Many people wrote me to congratulate for a high profile article on Repubblica (three full pages on one of the main national daily newspapers) on the topic of open government (called “Wikicrazia”, after my book, in the title)and of the interest it is attracting in the national debate. The article itself contributed to such interest: a very strong endorsement induced new curiosity in people previously unaware or uninterested, and prompted some who were already intrigued to take action.
I think the open gov movement, though still a niche one, is going to be irresistible in the long run. Why? Because the work can be divided in packets so small, and the tools are so cheap, that even a single person committing a little time can make a small, but noticeable difference, here and now, without having to wait for systemic reform or cultural change.
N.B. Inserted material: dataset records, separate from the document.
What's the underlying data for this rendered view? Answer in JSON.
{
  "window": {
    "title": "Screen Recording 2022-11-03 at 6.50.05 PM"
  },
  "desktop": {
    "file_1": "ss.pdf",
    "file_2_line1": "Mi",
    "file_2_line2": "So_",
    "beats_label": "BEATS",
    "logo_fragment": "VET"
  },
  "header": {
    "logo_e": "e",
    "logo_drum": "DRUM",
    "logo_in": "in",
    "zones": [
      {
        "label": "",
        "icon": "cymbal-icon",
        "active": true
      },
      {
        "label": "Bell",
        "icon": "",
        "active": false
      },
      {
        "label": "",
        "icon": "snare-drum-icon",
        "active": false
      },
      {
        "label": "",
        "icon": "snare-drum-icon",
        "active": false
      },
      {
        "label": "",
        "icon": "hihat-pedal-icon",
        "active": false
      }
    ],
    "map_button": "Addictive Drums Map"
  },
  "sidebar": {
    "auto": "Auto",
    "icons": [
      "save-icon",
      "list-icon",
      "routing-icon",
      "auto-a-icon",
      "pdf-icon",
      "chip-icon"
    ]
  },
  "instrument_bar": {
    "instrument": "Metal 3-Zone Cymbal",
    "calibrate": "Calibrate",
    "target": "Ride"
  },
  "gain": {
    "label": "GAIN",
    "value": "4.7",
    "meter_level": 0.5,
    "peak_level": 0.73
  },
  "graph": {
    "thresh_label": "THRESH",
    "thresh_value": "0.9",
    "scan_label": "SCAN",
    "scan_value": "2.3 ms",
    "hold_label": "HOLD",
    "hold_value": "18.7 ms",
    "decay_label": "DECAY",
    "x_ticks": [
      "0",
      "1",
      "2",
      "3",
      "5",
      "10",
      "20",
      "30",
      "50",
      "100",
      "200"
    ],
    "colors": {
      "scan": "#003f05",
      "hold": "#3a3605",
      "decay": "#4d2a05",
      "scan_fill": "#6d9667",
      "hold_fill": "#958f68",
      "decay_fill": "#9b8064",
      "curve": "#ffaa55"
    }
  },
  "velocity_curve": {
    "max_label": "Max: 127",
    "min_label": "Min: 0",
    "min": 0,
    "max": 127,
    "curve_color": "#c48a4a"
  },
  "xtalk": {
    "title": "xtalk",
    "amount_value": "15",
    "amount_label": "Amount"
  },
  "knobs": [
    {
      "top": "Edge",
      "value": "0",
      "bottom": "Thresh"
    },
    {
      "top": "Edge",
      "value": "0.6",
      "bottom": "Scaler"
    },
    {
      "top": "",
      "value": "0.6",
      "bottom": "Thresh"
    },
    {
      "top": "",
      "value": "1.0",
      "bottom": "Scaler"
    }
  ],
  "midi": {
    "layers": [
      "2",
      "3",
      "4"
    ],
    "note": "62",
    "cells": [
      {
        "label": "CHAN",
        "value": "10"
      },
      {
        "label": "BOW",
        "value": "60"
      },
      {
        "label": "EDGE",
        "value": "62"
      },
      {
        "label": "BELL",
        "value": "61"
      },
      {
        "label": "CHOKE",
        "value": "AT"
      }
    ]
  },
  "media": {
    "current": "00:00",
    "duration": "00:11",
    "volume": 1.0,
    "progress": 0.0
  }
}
But I also think that much credit for the present wave of interest should go to Riccardo Luna, former editor in chief of Wired Italy and author of the article in question. Riccardo is not only a good journalist and an excellent communicator; he has become an activist and an organizer of this movement. We talked a lot to each other in these latest few months, and I have seen his enthusiasm grow and become vision. He has an inclusive style, always taking care to give credit where credit is due and to avoid overpersonalization, has won him a lot of sympathy and credibility.
If I am allowed to offer advice – not so much to Riccardo, as to all of us – I think it is important to try to keep the focus on mass collaboration based on self-selection, avoiding to personalize the issue and resisting the temptation to make good, effective contributors to this movement into gurus. It would be misleading. With each project I start, I know that the most valuable collaborator is a person I don’t know yet. It for him or her that I design: so that they can find their way to the project that needs exactly his or her skills, and can be engaged in a useful, respectful and fun way.
Gurus, on the other hand, are just about the last thing we need.